Да и никто этого не знал, равно как и того, какой болью отозвались откровения Александрины в душе Флоренс, даже самой себе боявшейся признаться в том, что она полюбила Константина…
И в день похорон Александрины она отдалась ему с любовью, иначе ничего бы не получилось.
Одного только понимания, что она в этот момент ему необходима, было бы недостаточно. Но Константин слишком легко позволил ей уйти, из чего она сделала вывод, что Оливия по-прежнему занимает в его сердце главенствующее место.

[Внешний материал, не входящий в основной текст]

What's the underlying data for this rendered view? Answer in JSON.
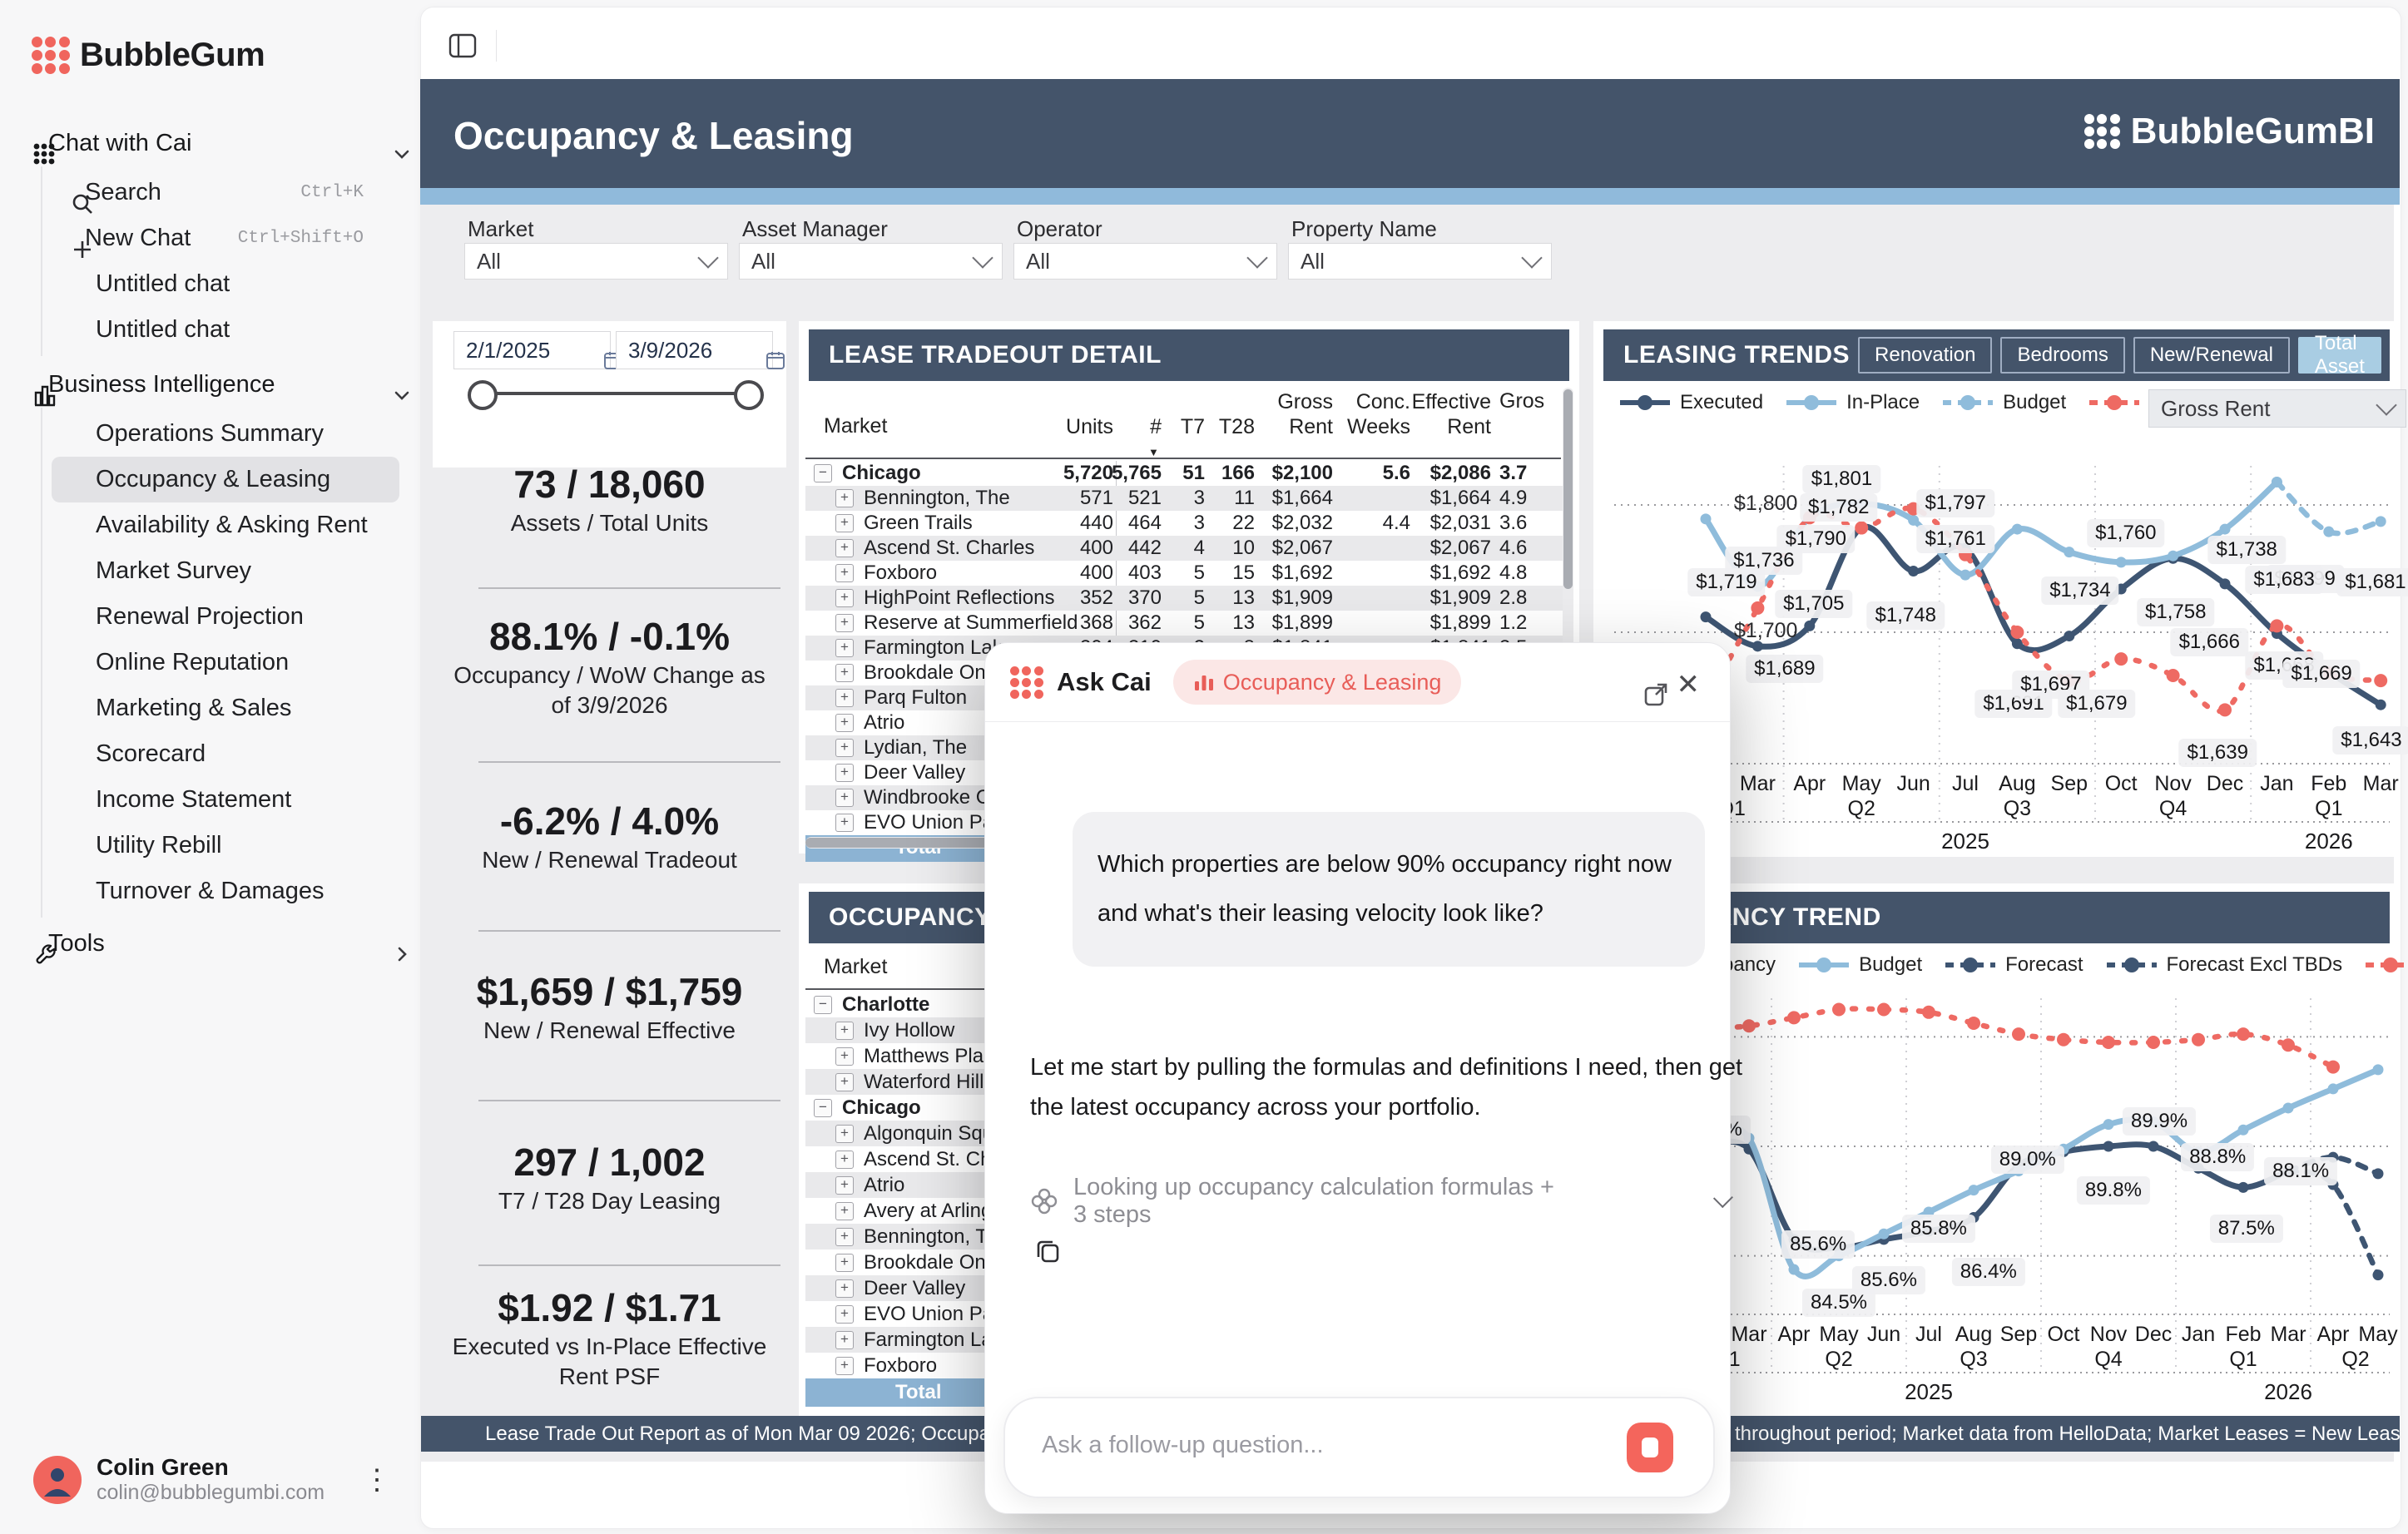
{
  "colors": {
    "navy": "#44546A",
    "navy_line": "#3E5572",
    "light_blue": "#8FBCDB",
    "strip_blue": "#90BADB",
    "red": "#EE6A63",
    "brand_red": "#F0655D",
    "total_row": "#8CB3D3",
    "active_toggle": "#A9CDE3"
  },
  "sidebar": {
    "logo_text": "BubbleGum",
    "sections": [
      {
        "label": "Chat with Cai",
        "icon": "cai-dots-icon",
        "chevron": "down",
        "items": [
          {
            "label": "Search",
            "icon": "search",
            "shortcut": "Ctrl+K"
          },
          {
            "label": "New Chat",
            "icon": "plus",
            "shortcut": "Ctrl+Shift+O"
          },
          {
            "label": "Untitled chat"
          },
          {
            "label": "Untitled chat"
          }
        ]
      },
      {
        "label": "Business Intelligence",
        "icon": "bar-chart-icon",
        "chevron": "down",
        "items": [
          {
            "label": "Operations Summary"
          },
          {
            "label": "Occupancy & Leasing",
            "active": true
          },
          {
            "label": "Availability & Asking Rent"
          },
          {
            "label": "Market Survey"
          },
          {
            "label": "Renewal Projection"
          },
          {
            "label": "Online Reputation"
          },
          {
            "label": "Marketing & Sales"
          },
          {
            "label": "Scorecard"
          },
          {
            "label": "Income Statement"
          },
          {
            "label": "Utility Rebill"
          },
          {
            "label": "Turnover & Damages"
          }
        ]
      },
      {
        "label": "Tools",
        "icon": "wrench-icon",
        "chevron": "right",
        "items": []
      }
    ],
    "user": {
      "name": "Colin Green",
      "email": "colin@bubblegumbi.com"
    }
  },
  "header": {
    "title": "Occupancy & Leasing",
    "brand": "BubbleGumBI"
  },
  "filters": [
    {
      "label": "Market",
      "value": "All"
    },
    {
      "label": "Asset Manager",
      "value": "All"
    },
    {
      "label": "Operator",
      "value": "All"
    },
    {
      "label": "Property Name",
      "value": "All"
    }
  ],
  "kpi_panel": {
    "date_from": "2/1/2025",
    "date_to": "3/9/2026",
    "items": [
      {
        "value": "73 / 18,060",
        "label": "Assets / Total Units"
      },
      {
        "value": "88.1% / -0.1%",
        "label": "Occupancy / WoW Change as of 3/9/2026"
      },
      {
        "value": "-6.2% / 4.0%",
        "label": "New / Renewal Tradeout"
      },
      {
        "value": "$1,659 / $1,759",
        "label": "New / Renewal Effective"
      },
      {
        "value": "297 / 1,002",
        "label": "T7 / T28 Day Leasing"
      },
      {
        "value": "$1.92 / $1.71",
        "label": "Executed vs In-Place Effective Rent PSF"
      }
    ]
  },
  "lease_table": {
    "title": "LEASE TRADEOUT DETAIL",
    "columns": [
      "Market",
      "Units",
      "#",
      "T7",
      "T28",
      "Gross Rent",
      "Conc. Weeks",
      "Effective Rent",
      "Gros"
    ],
    "sort_column": "#",
    "rows": [
      {
        "name": "Chicago",
        "type": "group",
        "cells": [
          "5,720",
          "5,765",
          "51",
          "166",
          "$2,100",
          "5.6",
          "$2,086",
          "3.7"
        ]
      },
      {
        "name": "Bennington, The",
        "cells": [
          "571",
          "521",
          "3",
          "11",
          "$1,664",
          "",
          "$1,664",
          "4.9"
        ]
      },
      {
        "name": "Green Trails",
        "cells": [
          "440",
          "464",
          "3",
          "22",
          "$2,032",
          "4.4",
          "$2,031",
          "3.6"
        ]
      },
      {
        "name": "Ascend St. Charles",
        "cells": [
          "400",
          "442",
          "4",
          "10",
          "$2,067",
          "",
          "$2,067",
          "4.6"
        ]
      },
      {
        "name": "Foxboro",
        "cells": [
          "400",
          "403",
          "5",
          "15",
          "$1,692",
          "",
          "$1,692",
          "4.8"
        ]
      },
      {
        "name": "HighPoint Reflections",
        "cells": [
          "352",
          "370",
          "5",
          "13",
          "$1,909",
          "",
          "$1,909",
          "2.8"
        ]
      },
      {
        "name": "Reserve at Summerfield",
        "cells": [
          "368",
          "362",
          "5",
          "13",
          "$1,899",
          "",
          "$1,899",
          "1.2"
        ]
      },
      {
        "name": "Farmington Lakes",
        "cells": [
          "304",
          "310",
          "2",
          "8",
          "$1,841",
          "",
          "$1,841",
          "3.5"
        ]
      },
      {
        "name": "Brookdale On th",
        "cells": [
          "",
          "",
          "",
          "",
          "",
          "",
          "",
          ""
        ]
      },
      {
        "name": "Parq Fulton",
        "cells": [
          "",
          "",
          "",
          "",
          "",
          "",
          "",
          ""
        ]
      },
      {
        "name": "Atrio",
        "cells": [
          "",
          "",
          "",
          "",
          "",
          "",
          "",
          ""
        ]
      },
      {
        "name": "Lydian, The",
        "cells": [
          "",
          "",
          "",
          "",
          "",
          "",
          "",
          ""
        ]
      },
      {
        "name": "Deer Valley",
        "cells": [
          "",
          "",
          "",
          "",
          "",
          "",
          "",
          ""
        ]
      },
      {
        "name": "Windbrooke Cro",
        "cells": [
          "",
          "",
          "",
          "",
          "",
          "",
          "",
          ""
        ]
      },
      {
        "name": "EVO Union Park",
        "cells": [
          "",
          "",
          "",
          "",
          "",
          "",
          "",
          ""
        ]
      },
      {
        "name": "Total",
        "type": "total",
        "cells": [
          "",
          "",
          "",
          "",
          "",
          "",
          "",
          ""
        ]
      }
    ]
  },
  "occupancy_table": {
    "title": "OCCUPANCY",
    "column_header": "Market",
    "rows": [
      {
        "name": "Charlotte",
        "type": "group"
      },
      {
        "name": "Ivy Hollow"
      },
      {
        "name": "Matthews Place"
      },
      {
        "name": "Waterford Hills"
      },
      {
        "name": "Chicago",
        "type": "group"
      },
      {
        "name": "Algonquin Squa"
      },
      {
        "name": "Ascend St. Cha"
      },
      {
        "name": "Atrio"
      },
      {
        "name": "Avery at Arlingto"
      },
      {
        "name": "Bennington, Th"
      },
      {
        "name": "Brookdale On t"
      },
      {
        "name": "Deer Valley"
      },
      {
        "name": "EVO Union Par"
      },
      {
        "name": "Farmington Lak"
      },
      {
        "name": "Foxboro"
      },
      {
        "name": "Total",
        "type": "total"
      }
    ]
  },
  "chart_data": [
    {
      "type": "line",
      "title": "LEASING TRENDS",
      "toggles": [
        "Renovation",
        "Bedrooms",
        "New/Renewal",
        "Total Asset"
      ],
      "active_toggle": "Total Asset",
      "metric_select": "Gross Rent",
      "legend": [
        {
          "label": "Executed",
          "color": "#3E5572",
          "style": "solid"
        },
        {
          "label": "In-Place",
          "color": "#8FBCDB",
          "style": "solid"
        },
        {
          "label": "Budget",
          "color": "#8FBCDB",
          "style": "dashed"
        },
        {
          "label": "Market",
          "color": "#EE6A63",
          "style": "dashed"
        }
      ],
      "x": [
        "Feb",
        "Mar",
        "Apr",
        "May",
        "Jun",
        "Jul",
        "Aug",
        "Sep",
        "Oct",
        "Nov",
        "Dec",
        "Jan",
        "Feb",
        "Mar"
      ],
      "quarters": [
        {
          "label": "Q1",
          "center_i": 0.5
        },
        {
          "label": "Q2",
          "center_i": 3
        },
        {
          "label": "Q3",
          "center_i": 6
        },
        {
          "label": "Q4",
          "center_i": 9
        },
        {
          "label": "Q1",
          "center_i": 12
        }
      ],
      "quarter_breaks_i": [
        1.5,
        4.5,
        7.5,
        10.5
      ],
      "years": [
        {
          "label": "2025",
          "center_i": 5
        },
        {
          "label": "2026",
          "center_i": 12
        }
      ],
      "ylim": [
        1600,
        1840
      ],
      "grid": true,
      "ylabels": [
        {
          "text": "$1,800",
          "value": 1800
        },
        {
          "text": "$1,700",
          "value": 1700
        }
      ],
      "series": [
        {
          "name": "Executed",
          "color": "#3E5572",
          "style": "solid",
          "values": [
            1712,
            1689,
            1705,
            1782,
            1748,
            1766,
            1691,
            1697,
            1734,
            1758,
            1738,
            1699,
            1669,
            1643
          ]
        },
        {
          "name": "In-Place",
          "color": "#8FBCDB",
          "style": "solid",
          "values": [
            1789,
            1736,
            1790,
            1801,
            1788,
            1745,
            1781,
            1763,
            1755,
            1760,
            1781,
            1818,
            null,
            null
          ]
        },
        {
          "name": "Budget",
          "color": "#8FBCDB",
          "style": "dashed",
          "values": [
            null,
            null,
            null,
            null,
            null,
            null,
            null,
            null,
            null,
            null,
            null,
            1818,
            1779,
            1787
          ]
        },
        {
          "name": "Market",
          "color": "#EE6A63",
          "style": "dashed",
          "values": [
            1645,
            1719,
            1790,
            1782,
            1797,
            1761,
            1700,
            1662,
            1679,
            1666,
            1639,
            1705,
            1668,
            1662
          ]
        }
      ],
      "point_labels": [
        {
          "text": "$1,801",
          "i": 2.62,
          "v": 1820
        },
        {
          "text": "$1,782",
          "i": 2.56,
          "v": 1798
        },
        {
          "text": "$1,797",
          "i": 4.81,
          "v": 1801
        },
        {
          "text": "$1,761",
          "i": 4.81,
          "v": 1773
        },
        {
          "text": "$1,790",
          "i": 2.12,
          "v": 1773
        },
        {
          "text": "$1,736",
          "i": 1.12,
          "v": 1756
        },
        {
          "text": "$1,719",
          "i": 0.4,
          "v": 1739
        },
        {
          "text": "$1,705",
          "i": 2.08,
          "v": 1722
        },
        {
          "text": "$1,748",
          "i": 3.85,
          "v": 1713
        },
        {
          "text": "$1,689",
          "i": 1.52,
          "v": 1671
        },
        {
          "text": "$1,691",
          "i": 5.93,
          "v": 1644
        },
        {
          "text": "$1,697",
          "i": 6.65,
          "v": 1659
        },
        {
          "text": "$1,734",
          "i": 7.21,
          "v": 1733
        },
        {
          "text": "$1,760",
          "i": 8.09,
          "v": 1778
        },
        {
          "text": "$1,758",
          "i": 9.05,
          "v": 1716
        },
        {
          "text": "$1,738",
          "i": 10.42,
          "v": 1765
        },
        {
          "text": "$1,699",
          "i": 11.54,
          "v": 1742
        },
        {
          "text": "$1,683",
          "i": 11.14,
          "v": 1741
        },
        {
          "text": "$1,666",
          "i": 9.7,
          "v": 1692
        },
        {
          "text": "$1,679",
          "i": 7.53,
          "v": 1644
        },
        {
          "text": "$1,639",
          "i": 9.86,
          "v": 1605
        },
        {
          "text": "$1,668",
          "i": 11.14,
          "v": 1674
        },
        {
          "text": "$1,669",
          "i": 11.86,
          "v": 1667
        },
        {
          "text": "$1,681",
          "i": 12.9,
          "v": 1739
        },
        {
          "text": "$1,643",
          "i": 12.82,
          "v": 1615
        }
      ]
    },
    {
      "type": "line",
      "title": "OCCUPANCY TREND",
      "legend": [
        {
          "label": "Occupancy",
          "color": "#3E5572",
          "style": "solid"
        },
        {
          "label": "Budget",
          "color": "#8FBCDB",
          "style": "solid"
        },
        {
          "label": "Forecast",
          "color": "#3E5572",
          "style": "dashed"
        },
        {
          "label": "Forecast Excl TBDs",
          "color": "#3E5572",
          "style": "dashed"
        },
        {
          "label": "Market + Forecast",
          "color": "#EE6A63",
          "style": "dashed"
        }
      ],
      "x": [
        "Feb",
        "Mar",
        "Apr",
        "May",
        "Jun",
        "Jul",
        "Aug",
        "Sep",
        "Oct",
        "Nov",
        "Dec",
        "Jan",
        "Feb",
        "Mar",
        "Apr",
        "May"
      ],
      "quarters": [
        {
          "label": "Q1",
          "center_i": 0.5
        },
        {
          "label": "Q2",
          "center_i": 3
        },
        {
          "label": "Q3",
          "center_i": 6
        },
        {
          "label": "Q4",
          "center_i": 9
        },
        {
          "label": "Q1",
          "center_i": 12
        },
        {
          "label": "Q2",
          "center_i": 14.5
        }
      ],
      "quarter_breaks_i": [
        1.5,
        4.5,
        7.5,
        10.5,
        13.5
      ],
      "years": [
        {
          "label": "2025",
          "center_i": 5
        },
        {
          "label": "2026",
          "center_i": 13
        }
      ],
      "ylim": [
        83,
        95
      ],
      "grid": true,
      "gridline_values": [
        93,
        89,
        85
      ],
      "series": [
        {
          "name": "Occupancy",
          "color": "#3E5572",
          "style": "solid",
          "values": [
            89.0,
            88.9,
            85.6,
            85.3,
            85.6,
            85.9,
            86.4,
            88.3,
            88.8,
            89.0,
            89.0,
            88.2,
            87.5,
            88.1,
            null,
            null
          ]
        },
        {
          "name": "Budget",
          "color": "#8FBCDB",
          "style": "solid",
          "values": [
            89.4,
            89.3,
            84.5,
            85.0,
            85.8,
            86.6,
            87.4,
            88.1,
            88.9,
            89.8,
            89.9,
            88.8,
            89.6,
            90.4,
            91.1,
            91.8
          ]
        },
        {
          "name": "Forecast",
          "color": "#3E5572",
          "style": "dashed",
          "values": [
            null,
            null,
            null,
            null,
            null,
            null,
            null,
            null,
            null,
            null,
            null,
            null,
            null,
            88.1,
            88.6,
            88.0
          ]
        },
        {
          "name": "Forecast Excl TBDs",
          "color": "#3E5572",
          "style": "dashed",
          "values": [
            null,
            null,
            null,
            null,
            null,
            null,
            null,
            null,
            null,
            null,
            null,
            null,
            null,
            88.1,
            87.6,
            84.3
          ]
        },
        {
          "name": "Market + Forecast",
          "color": "#EE6A63",
          "style": "dashed",
          "values": [
            93.3,
            93.4,
            93.7,
            94.0,
            94.0,
            93.9,
            93.5,
            93.1,
            92.9,
            92.8,
            92.8,
            92.9,
            93.1,
            92.7,
            91.9,
            null
          ]
        }
      ],
      "point_labels": [
        {
          "text": "89.3%",
          "i": 0.22,
          "v": 89.6
        },
        {
          "text": "85.6%",
          "i": 2.54,
          "v": 85.4
        },
        {
          "text": "84.5%",
          "i": 3.0,
          "v": 83.3
        },
        {
          "text": "85.6%",
          "i": 4.11,
          "v": 84.1
        },
        {
          "text": "85.8%",
          "i": 5.22,
          "v": 86.0
        },
        {
          "text": "86.4%",
          "i": 6.33,
          "v": 84.4
        },
        {
          "text": "89.0%",
          "i": 7.2,
          "v": 88.5
        },
        {
          "text": "89.8%",
          "i": 9.11,
          "v": 87.4
        },
        {
          "text": "89.9%",
          "i": 10.13,
          "v": 89.9
        },
        {
          "text": "88.8%",
          "i": 11.43,
          "v": 88.6
        },
        {
          "text": "87.5%",
          "i": 12.07,
          "v": 86.0
        },
        {
          "text": "88.1%",
          "i": 13.28,
          "v": 88.1
        }
      ]
    }
  ],
  "dialog": {
    "title": "Ask Cai",
    "context_pill": "Occupancy & Leasing",
    "user_message": "Which properties are below 90% occupancy right now and what's their leasing velocity look like?",
    "assistant_message": "Let me start by pulling the formulas and definitions I need, then get the latest occupancy across your portfolio.",
    "step_text": "Looking up occupancy calculation formulas + 3 steps",
    "input_placeholder": "Ask a follow-up question..."
  },
  "footers": {
    "left": "Lease Trade Out Report as of Mon Mar 09 2026; Occupancy sourc",
    "right": "throughout period; Market data from HelloData; Market Leases = New Lease only."
  }
}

Сейчас же, подумала Флоренс, он не хочет ставить разводом точку в их отношениях только потому, что не может немедленно жениться на женщине, которую любит…
Отец громким возгласом прервал ее размышления:
– Как мы поступим с Джиллиан и ее идиотским решением выйти за его сына? Надо спасать нашу семью!
Флоренс вздрогнула от неожиданности.
– Да-да, я все знаю. Сегодня мне звонили уйма знакомых и друзей с поздравлениями по поводу… знаменательного события, – съязвил старик.
Она с трудом поднесла руку к виску и начала осторожно его массировать.
– Но Джиллиан сама выбрала в мужья Донадье…
Отец презрительно усмехнулся.
– А что, если он окажется таким же негодяем, как и его папаша? – злым голосом выкрикнул он.
– С чего ты взял, что Константин негодяй? – возмутилась Флоренс.
– А как иначе назвать человека, имеющего жену и гуляющего на стороне?
Серые глаза Флоренс вспыхнули огнем. Отец затронул незаживающую рану в ее душе.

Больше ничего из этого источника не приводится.